Some of these bonds are not only tax-saving at the federal level; they may be tax-free at the state and local level as well. This is, hence, definitely worth a try.
2. Tax-free Compensation
You can receive non-taxable compensation from your company in some ways. This can be negotiated with your firm, when you are on the verge of a pay raise. One form is health coverage: health and hospitalization insurance coverage prices are tax-free. So, you can negotiate with your company and get them to compensate you in medical insurance premium than in any other taxable form of rise in salary.
Life insurance coverage: this is another option of freeing up tax. Group life insurance coverage of $50,000 or less, paid by the company, is not taxable to the employees. And the employee can choose the beneficiary.
Educational expenses in the company are free of tax, if the company can pay for your training. So, in case you are planning to get higher education or special training, it is a great idea to get your company to pay toward it rather than from your wallet (even if you are doing training outside your functional area).
Transportation is tax-free: if you choose to use public transport to the office, then you can get your company to pay for the transport; you are getting this benefit free from tax. This is up to 100 dollars per month. Mostly the payments are made directly in the form of gift cards, discount coupons, etc.

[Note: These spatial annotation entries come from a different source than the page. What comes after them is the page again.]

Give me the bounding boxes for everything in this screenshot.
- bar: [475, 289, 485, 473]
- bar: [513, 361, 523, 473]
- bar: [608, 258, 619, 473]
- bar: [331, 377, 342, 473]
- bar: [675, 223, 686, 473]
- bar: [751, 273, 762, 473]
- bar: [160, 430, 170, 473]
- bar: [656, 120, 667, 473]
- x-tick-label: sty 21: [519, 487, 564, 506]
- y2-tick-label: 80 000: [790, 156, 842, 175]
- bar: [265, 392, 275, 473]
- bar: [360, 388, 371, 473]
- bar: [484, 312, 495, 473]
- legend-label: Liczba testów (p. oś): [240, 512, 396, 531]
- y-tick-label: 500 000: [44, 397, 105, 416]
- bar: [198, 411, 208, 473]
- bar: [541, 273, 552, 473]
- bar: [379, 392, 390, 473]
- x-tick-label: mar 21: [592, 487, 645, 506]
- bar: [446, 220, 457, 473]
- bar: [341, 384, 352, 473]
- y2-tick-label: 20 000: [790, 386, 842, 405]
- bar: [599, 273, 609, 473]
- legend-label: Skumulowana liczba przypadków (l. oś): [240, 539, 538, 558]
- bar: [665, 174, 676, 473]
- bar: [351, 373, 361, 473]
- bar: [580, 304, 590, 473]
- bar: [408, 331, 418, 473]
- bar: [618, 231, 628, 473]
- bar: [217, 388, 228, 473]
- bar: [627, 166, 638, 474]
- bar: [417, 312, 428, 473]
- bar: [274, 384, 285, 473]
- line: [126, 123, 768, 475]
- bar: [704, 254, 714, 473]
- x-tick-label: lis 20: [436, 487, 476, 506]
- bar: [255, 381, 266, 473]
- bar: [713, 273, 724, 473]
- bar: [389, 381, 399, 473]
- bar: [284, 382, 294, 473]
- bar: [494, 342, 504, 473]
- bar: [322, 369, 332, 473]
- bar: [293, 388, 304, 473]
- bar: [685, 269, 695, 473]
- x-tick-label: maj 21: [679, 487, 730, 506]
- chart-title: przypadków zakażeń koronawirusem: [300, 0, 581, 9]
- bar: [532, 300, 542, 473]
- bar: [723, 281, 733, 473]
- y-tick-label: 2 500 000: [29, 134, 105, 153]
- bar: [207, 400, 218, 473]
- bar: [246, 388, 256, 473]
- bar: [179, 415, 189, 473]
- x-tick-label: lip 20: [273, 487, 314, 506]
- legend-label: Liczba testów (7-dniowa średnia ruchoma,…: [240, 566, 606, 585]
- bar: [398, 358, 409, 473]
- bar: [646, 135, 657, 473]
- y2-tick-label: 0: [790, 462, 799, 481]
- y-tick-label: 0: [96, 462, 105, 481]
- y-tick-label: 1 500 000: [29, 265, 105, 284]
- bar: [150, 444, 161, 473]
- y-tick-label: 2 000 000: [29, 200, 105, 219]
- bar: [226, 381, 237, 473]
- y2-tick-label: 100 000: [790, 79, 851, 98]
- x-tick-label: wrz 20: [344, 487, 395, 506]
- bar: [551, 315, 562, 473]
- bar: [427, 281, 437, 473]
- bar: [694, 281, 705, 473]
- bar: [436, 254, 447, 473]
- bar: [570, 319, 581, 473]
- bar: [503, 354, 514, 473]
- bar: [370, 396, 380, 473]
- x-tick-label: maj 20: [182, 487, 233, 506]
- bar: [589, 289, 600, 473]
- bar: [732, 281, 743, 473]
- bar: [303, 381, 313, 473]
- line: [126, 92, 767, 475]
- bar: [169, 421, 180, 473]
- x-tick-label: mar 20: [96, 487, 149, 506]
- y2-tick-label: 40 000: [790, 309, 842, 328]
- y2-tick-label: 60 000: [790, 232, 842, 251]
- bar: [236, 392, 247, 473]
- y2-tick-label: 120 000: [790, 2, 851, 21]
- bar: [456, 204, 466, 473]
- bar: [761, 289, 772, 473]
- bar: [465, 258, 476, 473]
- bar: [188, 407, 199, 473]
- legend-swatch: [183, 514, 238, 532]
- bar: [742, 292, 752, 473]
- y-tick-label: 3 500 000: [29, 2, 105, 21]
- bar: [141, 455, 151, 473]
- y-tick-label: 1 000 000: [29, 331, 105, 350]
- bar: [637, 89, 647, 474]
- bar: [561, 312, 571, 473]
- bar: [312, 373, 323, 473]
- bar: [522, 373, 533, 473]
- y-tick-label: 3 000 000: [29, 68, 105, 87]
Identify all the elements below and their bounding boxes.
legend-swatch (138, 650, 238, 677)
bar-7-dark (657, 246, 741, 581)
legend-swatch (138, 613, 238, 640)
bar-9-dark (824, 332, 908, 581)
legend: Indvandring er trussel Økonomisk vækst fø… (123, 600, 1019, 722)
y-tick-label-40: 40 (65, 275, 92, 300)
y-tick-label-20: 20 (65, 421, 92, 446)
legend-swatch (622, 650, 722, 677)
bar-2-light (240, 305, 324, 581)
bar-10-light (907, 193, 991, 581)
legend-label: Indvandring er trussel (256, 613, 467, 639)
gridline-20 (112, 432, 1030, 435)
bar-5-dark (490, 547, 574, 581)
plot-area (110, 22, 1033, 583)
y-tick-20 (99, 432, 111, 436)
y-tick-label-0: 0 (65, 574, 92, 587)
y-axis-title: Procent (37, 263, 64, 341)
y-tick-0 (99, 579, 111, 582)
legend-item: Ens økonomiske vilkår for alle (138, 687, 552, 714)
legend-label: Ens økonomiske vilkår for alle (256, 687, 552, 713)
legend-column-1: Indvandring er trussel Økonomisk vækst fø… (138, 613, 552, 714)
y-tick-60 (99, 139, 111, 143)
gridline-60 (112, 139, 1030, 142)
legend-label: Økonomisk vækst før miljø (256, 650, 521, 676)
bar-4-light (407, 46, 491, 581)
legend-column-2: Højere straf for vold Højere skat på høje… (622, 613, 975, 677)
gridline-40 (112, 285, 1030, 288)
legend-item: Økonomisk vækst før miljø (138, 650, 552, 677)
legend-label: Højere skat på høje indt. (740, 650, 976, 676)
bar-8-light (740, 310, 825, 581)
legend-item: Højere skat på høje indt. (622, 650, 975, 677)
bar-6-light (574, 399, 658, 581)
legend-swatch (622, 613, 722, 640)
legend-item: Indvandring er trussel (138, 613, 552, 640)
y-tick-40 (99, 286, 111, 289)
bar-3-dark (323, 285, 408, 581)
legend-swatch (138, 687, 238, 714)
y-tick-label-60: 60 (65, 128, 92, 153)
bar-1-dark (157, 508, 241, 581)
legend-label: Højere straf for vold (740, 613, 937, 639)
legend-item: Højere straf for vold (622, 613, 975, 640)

3. Selling Home for Avoiding Tax
You read it right! According to the real estate law of 1997, if you have been resident in your home for two years in the last five, you can be eligible for tax savings on profits up to $250,000 (or $500,000 in case of joint sale) on selling your home.
If you are selling the home after one year (not fulfilling the two-year rule), you can get an exclusion for up to $125,000. But these exclusions are given if you are selling the house for a valid reason such as job transfer, unemployment, health reasons, or any other valid unforeseeable situations.
4. Tax Saving from Car Pool
This is a tip. If you decide to share your vehicle with other employees when you go to the office, you can have a definite advantage. If you carpool to work, and you are reimbursed for the effort you take for brining employees to and from work, you can most probably cover the cost of gas, repairs, or accessories of your vehicle. This is accounted to your excludable income. With this, you can save substantial money each month.
Saving tax can be very rewarding. But most of the people still are unaware of these schemes of income from which you can get substantial cuts in tax. If you are one such, then these options.